OpenBSD?

Hello.

Do any OpenBSD-related forums exist?

I'm planning to buy a new laptop, and I will probably install OpenBSD as its operating system, because its graphics card seems to be supported by DragonFlyBSD and OpenBSD, but weirdly not FreeBSD, the biggest and most popular BSD.

Do you have any experience or knowledge about whether OpenBSD is a suitable or usable OS for everyday computer activities, surfing, studying, programming, and occasional low-performance gaming or simple 3D game development?
 
The usual place for OpenBSD discussions is on DaemonForums.org and on mailing lists.

I use OpenBSD on one of my surf laptops and it works well.
 
I've setup nearly identical desktops in Open/Free/Net-BSD's and used them long term. I watch a few videos - astro/stellarium and graphics/inkscape are my most taxing graphics applications. FreeBSD seemed to be the fastest of the three while OpenBSD is adequate. FreeBSD is easier to maintain long term, while I backup and re-install OpenBSD, with M:tier security updates, with each new release.

Twice in the past year, the FreeBSD package updates have broken an application I needed to use. I have never had this happen in 5 years of OpenBSD stable. Unless security is paramount, FreeBSD would be my first choice for a server and a close second for a desktop. For my day-to-day needs, I use OpenBSD because, once set up, when I boot it I can count on getting my task done.

If your video driver is Nvidia based, FreeBSD is the only real choice. OpenBSD openly discourages the use of closed source NVidia drivers.
FreeBSD will likely support the video driver you mentioned in a few months. Laptop specific: FreeBSD does have an application to scan and connect to wireless access points if you roam frequently and wpa_supplicant can be setup for multiple wireless access points. OpenBSD has its own wireless security but can use wpa_supplicant with some work. Sound can take some effort in FreeBSD while it usually works out of the box in OpenBSD.

OpenBSD encourages binary packages but does have a ports system to make modifications if needed. OpenBSD has about 8,000 packages, with binaries, while FreeBSD has roughly twice as many. Still, OpenBSD had the applications I use. As far as NetBSD, it always take the longest to set up, has the oldest binary packages and some binaries (Libreoffice) would build but would just not run. I did not have the expertise to fix it. NetBSD security updates are time consuming to apply and seem to appear much later than OpenBSD/FreeBSD.

OpenBSD also seems more organized and structured - releases are every 6 months. FreeBSD releases are when ready.
 
Just as an anecdote, I recently fired up DragonflyBSD 4.2 on a Thinkpad X230. It is one blazing fast OS if you find OpenBSD isn't suitable for your needs. Both work very well on this particular model Thinkpad. OpenBSD has the advantage that it reliably suspends/resumes if you need it to.
 
I gave NetBSD 7.0 a try in Virtualbox yesterday and I was impressed. NetBSD 7.0 is a blazing fast BSD with a sensible installer and excellent documentation. After OpenBSD it is my second choice for a stable BSD.
 
Just as an anecdote, I recently fired up DragonflyBSD 4.2 on a Thinkpad X230. It is one blazing fast OS if you find OpenBSD isn't suitable for your needs. Both work very well on this particular model Thinkpad. OpenBSD has the advantage that it reliably suspends/resumes if you need it to.
Not quite the same model, but suspend and resume is reliable on the X220 on FreeBSD as well. One of the few things I noticed OpenBSD do faster though, was suspend and resume. It's pretty much instantaneous. With FreeBSD there is a delay of a few seconds before it's asleep.
 
Of course it is, but I mean the graphics acceleration.
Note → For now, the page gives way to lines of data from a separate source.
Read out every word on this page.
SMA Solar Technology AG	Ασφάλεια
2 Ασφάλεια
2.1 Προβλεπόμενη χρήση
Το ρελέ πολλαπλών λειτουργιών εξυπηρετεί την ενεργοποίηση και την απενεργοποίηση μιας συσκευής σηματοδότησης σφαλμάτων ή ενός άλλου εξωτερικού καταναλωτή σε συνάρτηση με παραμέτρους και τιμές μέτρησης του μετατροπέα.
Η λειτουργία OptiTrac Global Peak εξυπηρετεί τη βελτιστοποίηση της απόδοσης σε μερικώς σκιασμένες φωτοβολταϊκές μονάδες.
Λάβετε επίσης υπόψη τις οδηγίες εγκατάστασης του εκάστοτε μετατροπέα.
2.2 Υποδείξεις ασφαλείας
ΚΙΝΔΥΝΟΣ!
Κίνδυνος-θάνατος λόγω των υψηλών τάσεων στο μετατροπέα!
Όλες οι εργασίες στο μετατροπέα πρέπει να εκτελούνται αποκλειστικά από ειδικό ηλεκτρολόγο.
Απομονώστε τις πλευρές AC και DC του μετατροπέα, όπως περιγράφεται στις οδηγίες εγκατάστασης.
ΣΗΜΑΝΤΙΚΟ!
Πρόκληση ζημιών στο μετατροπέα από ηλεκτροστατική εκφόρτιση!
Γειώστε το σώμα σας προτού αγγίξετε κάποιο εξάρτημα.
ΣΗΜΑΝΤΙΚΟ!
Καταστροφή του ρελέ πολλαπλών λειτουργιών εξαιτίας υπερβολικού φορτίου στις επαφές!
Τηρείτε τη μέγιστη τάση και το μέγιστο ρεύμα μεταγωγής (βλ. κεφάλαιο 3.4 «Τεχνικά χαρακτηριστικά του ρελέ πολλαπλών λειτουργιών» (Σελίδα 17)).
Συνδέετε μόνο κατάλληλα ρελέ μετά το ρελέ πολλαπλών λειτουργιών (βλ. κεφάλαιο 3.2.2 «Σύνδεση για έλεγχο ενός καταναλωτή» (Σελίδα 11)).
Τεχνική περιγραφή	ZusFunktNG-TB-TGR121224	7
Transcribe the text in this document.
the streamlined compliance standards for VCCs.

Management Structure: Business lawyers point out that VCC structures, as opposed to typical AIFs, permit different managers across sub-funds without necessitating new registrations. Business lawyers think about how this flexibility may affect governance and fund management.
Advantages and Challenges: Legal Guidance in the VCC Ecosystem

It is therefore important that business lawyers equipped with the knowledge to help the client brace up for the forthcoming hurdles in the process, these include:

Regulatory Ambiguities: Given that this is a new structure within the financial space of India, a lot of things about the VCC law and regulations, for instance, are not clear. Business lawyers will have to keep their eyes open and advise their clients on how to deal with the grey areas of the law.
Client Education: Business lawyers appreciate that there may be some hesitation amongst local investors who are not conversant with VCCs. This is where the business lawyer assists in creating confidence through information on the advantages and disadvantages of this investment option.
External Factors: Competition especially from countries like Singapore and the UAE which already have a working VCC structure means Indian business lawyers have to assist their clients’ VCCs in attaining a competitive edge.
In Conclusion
If not both, then probably the x86-64 build, since 32-bit x86 operating systems are virtually obsolete now. x86 is just the generic term for the "IBM PC-compatible" CPU architecture that's been the standard for thirty-odd years, and a 64-bit x86 CPU can run 32-bit binaries anyway.

NetBSD's focus is on portability, so it's available for a ton of different machine architectures--if it's got a microprocessor in it, someone at the NetBSD project has probably contemplated making a NetBSD build for it. (Finally, you can put that old Sega Dreamcast in your basement to good use. :p) x86 is just the common desktop/laptop architecture, so it makes sense that's where the KMS work would go first.